Parecían ser cientos. De todas las formas y tamaños. Me rodeaban ositos y jirafas, tiburones y perros, gatos, aves y serpientes. Ella seguía trabajando y yo mirando hasta que quedé convertido en un minúsculo atolón del océano Pacífico. Los animales eran mi arrecife de coral. Me pareció divertido y conmovedor que Zoë quisiera compartir así sus animales conmigo. Me volví a dormir, sintiéndome protegido y a salvo.

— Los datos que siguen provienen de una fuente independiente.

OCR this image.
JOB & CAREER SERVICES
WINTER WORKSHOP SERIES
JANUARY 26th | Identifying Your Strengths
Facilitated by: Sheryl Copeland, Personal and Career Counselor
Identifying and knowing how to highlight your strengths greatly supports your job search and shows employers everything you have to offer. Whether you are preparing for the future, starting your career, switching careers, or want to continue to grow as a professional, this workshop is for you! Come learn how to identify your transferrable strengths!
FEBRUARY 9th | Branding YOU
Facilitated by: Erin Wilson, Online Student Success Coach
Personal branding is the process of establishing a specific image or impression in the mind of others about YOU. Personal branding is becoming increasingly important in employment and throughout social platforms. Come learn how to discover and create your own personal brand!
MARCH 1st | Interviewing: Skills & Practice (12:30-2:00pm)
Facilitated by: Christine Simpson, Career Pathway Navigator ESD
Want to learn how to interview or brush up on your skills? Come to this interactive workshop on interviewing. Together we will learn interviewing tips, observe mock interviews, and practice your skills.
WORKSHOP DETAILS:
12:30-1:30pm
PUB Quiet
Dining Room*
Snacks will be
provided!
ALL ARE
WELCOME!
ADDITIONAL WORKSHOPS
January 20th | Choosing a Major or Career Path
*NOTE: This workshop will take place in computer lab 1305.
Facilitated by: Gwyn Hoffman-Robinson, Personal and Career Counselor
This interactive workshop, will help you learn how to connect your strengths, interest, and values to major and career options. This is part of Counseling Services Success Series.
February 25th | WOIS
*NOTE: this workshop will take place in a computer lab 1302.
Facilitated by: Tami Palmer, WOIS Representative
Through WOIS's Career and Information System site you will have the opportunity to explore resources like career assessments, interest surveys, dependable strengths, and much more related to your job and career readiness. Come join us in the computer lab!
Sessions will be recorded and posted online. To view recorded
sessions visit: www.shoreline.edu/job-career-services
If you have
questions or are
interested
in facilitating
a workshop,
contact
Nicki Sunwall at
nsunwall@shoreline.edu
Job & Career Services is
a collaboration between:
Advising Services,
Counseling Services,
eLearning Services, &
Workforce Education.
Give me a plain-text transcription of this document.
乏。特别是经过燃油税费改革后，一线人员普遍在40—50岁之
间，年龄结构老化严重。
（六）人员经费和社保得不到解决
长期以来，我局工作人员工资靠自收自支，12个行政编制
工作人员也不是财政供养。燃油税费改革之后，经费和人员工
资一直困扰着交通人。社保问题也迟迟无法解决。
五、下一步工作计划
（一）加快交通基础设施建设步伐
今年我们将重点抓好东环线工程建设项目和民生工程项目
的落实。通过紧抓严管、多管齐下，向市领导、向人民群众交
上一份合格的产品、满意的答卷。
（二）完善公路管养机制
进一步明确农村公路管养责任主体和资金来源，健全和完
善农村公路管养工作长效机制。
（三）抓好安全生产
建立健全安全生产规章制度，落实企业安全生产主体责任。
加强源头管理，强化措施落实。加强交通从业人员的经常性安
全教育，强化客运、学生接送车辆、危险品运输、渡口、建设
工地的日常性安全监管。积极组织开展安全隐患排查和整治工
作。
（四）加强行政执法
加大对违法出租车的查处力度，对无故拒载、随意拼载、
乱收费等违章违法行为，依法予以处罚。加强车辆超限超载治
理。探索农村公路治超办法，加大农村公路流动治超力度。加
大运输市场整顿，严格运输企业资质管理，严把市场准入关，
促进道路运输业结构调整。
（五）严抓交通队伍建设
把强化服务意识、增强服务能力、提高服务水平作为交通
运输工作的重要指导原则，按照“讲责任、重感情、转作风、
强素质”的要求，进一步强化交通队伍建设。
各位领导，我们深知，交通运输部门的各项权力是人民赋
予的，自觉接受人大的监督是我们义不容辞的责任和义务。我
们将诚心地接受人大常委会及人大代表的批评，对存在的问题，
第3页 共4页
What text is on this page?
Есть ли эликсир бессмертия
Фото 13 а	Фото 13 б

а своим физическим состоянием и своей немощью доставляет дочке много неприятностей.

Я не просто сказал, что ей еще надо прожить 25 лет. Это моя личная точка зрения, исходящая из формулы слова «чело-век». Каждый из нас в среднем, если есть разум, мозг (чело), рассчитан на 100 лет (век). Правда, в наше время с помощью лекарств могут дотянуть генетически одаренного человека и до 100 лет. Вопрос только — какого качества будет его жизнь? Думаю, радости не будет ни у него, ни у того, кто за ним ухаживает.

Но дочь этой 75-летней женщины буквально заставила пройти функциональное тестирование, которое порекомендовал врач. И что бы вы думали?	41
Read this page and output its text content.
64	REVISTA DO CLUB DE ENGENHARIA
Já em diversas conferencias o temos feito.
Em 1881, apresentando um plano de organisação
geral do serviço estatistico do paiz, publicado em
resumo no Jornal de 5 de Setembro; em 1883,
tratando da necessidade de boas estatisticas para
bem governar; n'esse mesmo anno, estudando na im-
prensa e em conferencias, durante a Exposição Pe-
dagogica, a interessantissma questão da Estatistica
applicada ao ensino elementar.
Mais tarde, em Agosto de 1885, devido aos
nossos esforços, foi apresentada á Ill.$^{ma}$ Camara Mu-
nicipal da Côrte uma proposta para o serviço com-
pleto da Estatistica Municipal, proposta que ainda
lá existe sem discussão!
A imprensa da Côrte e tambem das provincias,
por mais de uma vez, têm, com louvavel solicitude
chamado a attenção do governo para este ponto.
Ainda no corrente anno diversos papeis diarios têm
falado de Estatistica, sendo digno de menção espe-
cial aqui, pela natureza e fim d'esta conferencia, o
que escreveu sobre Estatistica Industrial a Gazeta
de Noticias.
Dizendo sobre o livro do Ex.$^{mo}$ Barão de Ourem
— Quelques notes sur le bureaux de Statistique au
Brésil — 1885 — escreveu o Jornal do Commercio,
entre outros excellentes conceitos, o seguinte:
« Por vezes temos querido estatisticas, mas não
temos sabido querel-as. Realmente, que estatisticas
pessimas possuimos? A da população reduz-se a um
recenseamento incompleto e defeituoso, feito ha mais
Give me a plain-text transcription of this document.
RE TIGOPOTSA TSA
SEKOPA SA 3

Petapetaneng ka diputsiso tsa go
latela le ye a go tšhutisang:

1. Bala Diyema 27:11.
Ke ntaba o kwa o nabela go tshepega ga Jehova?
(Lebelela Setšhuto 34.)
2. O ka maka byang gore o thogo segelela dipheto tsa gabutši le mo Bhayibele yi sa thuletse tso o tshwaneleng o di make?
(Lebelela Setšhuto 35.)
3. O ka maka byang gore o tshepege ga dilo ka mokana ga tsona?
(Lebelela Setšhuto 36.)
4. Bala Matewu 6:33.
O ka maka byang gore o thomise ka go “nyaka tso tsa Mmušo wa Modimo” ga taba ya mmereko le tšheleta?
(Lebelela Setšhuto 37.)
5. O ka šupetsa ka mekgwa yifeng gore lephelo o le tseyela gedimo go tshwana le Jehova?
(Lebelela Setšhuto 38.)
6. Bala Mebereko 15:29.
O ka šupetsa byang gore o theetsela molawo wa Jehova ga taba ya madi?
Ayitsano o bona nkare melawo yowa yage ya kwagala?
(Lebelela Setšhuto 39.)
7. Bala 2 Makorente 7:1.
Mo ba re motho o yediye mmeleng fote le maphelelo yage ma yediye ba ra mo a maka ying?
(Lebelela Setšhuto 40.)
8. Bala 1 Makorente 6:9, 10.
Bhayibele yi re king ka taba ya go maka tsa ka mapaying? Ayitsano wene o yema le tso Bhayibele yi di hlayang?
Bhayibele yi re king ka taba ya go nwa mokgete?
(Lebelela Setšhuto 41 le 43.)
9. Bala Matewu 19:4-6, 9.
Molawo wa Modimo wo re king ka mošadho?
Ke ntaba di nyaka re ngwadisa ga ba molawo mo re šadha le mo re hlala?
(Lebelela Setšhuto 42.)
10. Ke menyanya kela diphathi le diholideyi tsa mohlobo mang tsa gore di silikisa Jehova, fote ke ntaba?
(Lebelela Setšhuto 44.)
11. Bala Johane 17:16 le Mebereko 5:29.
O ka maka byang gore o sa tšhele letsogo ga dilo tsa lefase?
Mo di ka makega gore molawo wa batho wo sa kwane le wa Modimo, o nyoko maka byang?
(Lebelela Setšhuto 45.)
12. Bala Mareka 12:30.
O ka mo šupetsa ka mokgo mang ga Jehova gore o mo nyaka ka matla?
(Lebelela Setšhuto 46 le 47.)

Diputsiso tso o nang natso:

Cuando desperté, más tarde por la noche, vi que el muro de animales que me rodeaba había alcanzado una considerable altura. Aun así, pude cambiar de postura para ponerme más cómodo. Pero al hacerlo, una visión aterradora me sacudió. Uno de los animales, el de más arriba, me clavaba los ojos. Era la cebra.

La cebra sustituta. La que Zoë escogió para reemplazar al demonio que, tanto tiempo atrás, se destripó a sí mismo en mi presencia. La horrible cebra del pasado.

El demonio había regresado. Y aunque la habitación estaba a oscuras, sé que vi un brillo en sus ojos.

Como imaginarán, esa noche dormí poco. Lo último que quería era despertar entre una carnicería de animales de peluche, sólo porque el demonio había vuelto. Me obligué a permanecer en vela, pero no podía evitar amodorrarme. Cada vez que abría los ojos me encontraba con la mirada de la cebra. Como una gárgola encaramada en lo alto de esa catedral de animales de peluche, me observaba. Los otros animales no tenían vida. Eran juguetes. La única consciente era la cebra.

Estuve adormilado todo el día, pero hice cuanto pude por actuar normalmente, y procuré recuperar el sueño perdido con breves siestas. Sin duda, a cualquiera que me hubiese mirado le habría parecido contento. Pero lo cierto es que aguardaba la llegada de la noche con ansiedad. Temía que la cebra volviera a atormentarme con su mirada burlona.

Por la tarde, cuando, según su costumbre, los Gemelos sorbían su alcohol en el jardín y Zoë veía la tele, dormité al sol. Los oí.

—Sé que es lo mejor —dijo Trish—. Pero aun así él me da pena.

—Es lo mejor —replicó Maxwell.

—Lo sé. Pero...

—Se propasó con una adolescente —dijo Maxwell en tono severo—. ¿Qué clase de padre se aprovecha de una chica inocente?